In observational studies, when randomization is not an option (everyone is treated), it is necessary to estimate a counterfactual of what would had happened in the absence of treatment.
It is not always the case that "everyone is treated" in the absence of randomization. In observational studies where we observe multiple units over time, we could estimate a counterfactual if a subset of units were never exposed to some intervention. Say you wish to assess the effects of a county level policy on violent crime. Now suppose it impacts a subset of counties in one region of the United States but not others. In practice, what applied researchers often find post-hoc is treated and non-treated counties more than likely differ based upon their characteristics (e.g., residential population size, geography, unemployment rate, etc.). Some differences represent time-constant attributes of each county, while others might change over time if observed over a long time horizon. Moreover, there might be baseline differences in overall crime between exposed and unexposed jurisdictions. In other words, the mean crime rate might be higher in the adopter counties relative to the non-adopters. A popular technique to overcome many of these concerns is difference-in-differences. Randomizing a population level "treatment" takes care of most of these concerns, but we often find it unfeasible in practice, or even unethical.

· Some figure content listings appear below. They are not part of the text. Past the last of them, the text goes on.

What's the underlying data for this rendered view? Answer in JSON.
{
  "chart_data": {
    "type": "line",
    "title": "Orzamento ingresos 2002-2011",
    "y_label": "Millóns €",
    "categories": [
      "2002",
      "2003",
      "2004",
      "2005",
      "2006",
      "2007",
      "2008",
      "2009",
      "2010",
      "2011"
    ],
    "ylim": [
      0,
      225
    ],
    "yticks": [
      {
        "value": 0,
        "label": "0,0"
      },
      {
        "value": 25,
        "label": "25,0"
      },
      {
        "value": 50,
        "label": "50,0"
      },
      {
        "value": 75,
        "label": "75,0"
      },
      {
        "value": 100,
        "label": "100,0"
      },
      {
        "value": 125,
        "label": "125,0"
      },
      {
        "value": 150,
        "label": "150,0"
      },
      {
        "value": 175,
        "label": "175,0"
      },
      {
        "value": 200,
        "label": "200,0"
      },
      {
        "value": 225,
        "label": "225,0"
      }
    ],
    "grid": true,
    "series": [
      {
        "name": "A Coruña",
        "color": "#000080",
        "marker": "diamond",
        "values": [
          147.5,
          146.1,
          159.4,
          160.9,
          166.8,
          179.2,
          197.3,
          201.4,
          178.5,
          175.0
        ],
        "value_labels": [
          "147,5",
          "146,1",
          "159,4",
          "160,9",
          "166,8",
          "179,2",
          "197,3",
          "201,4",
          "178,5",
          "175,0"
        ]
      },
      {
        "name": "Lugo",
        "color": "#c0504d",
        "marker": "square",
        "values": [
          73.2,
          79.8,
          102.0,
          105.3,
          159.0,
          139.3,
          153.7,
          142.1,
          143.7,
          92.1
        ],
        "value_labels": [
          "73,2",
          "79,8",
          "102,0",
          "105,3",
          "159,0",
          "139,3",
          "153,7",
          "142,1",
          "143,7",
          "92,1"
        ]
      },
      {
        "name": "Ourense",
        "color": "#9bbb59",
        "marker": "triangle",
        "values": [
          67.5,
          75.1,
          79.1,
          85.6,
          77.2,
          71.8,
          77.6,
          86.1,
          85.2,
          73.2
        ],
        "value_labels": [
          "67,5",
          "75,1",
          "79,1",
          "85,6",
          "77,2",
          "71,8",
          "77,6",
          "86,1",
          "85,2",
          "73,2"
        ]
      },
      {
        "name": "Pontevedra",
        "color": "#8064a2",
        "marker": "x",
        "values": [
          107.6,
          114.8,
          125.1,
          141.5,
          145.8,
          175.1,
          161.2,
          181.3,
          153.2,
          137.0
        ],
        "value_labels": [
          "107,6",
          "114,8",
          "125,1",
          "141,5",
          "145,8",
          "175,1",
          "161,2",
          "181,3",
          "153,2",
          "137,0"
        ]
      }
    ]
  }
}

Now that you have this counterfactual, how do you evaluate if it's significant or not?
Traditional regression techniques should get the job done.
Can you use hypothesis testing methods like in an RCT/AB Test: t-test, z-test, deriving p-value, etc.
Yes.
We don’t normally eschew traditional hypothesis testing when employing quasi-experimental approaches.
Or is there another way to do it since it is not randomized?
It often depends upon how treatment is assigned. In health policy arenas, individuals might be assigned to receive some exposure (i.e., treatment) on the basis of a "quantitative measure"; often this is some explicit measure of need or merit. Suppose a school lunch program is assigned to children whose household income falls below the poverty line; this precise demarcation line is used to divide students into treatment and control groups. By comparing individuals on either side of this cusp, we can endeavor to estimate the average treatment effect. A regression discontinuity design is a good candidate in this setting.
The purpose of illustrating the foregoing examples is to help you understand that treatment assignment matters. In uncontrolled environments (e.g., policing), interventions will invariably be aimed at jurisdictions with a demonstrable need. When randomization fails in the application of a treatment, we often exploit these popular quasi-experimental approaches.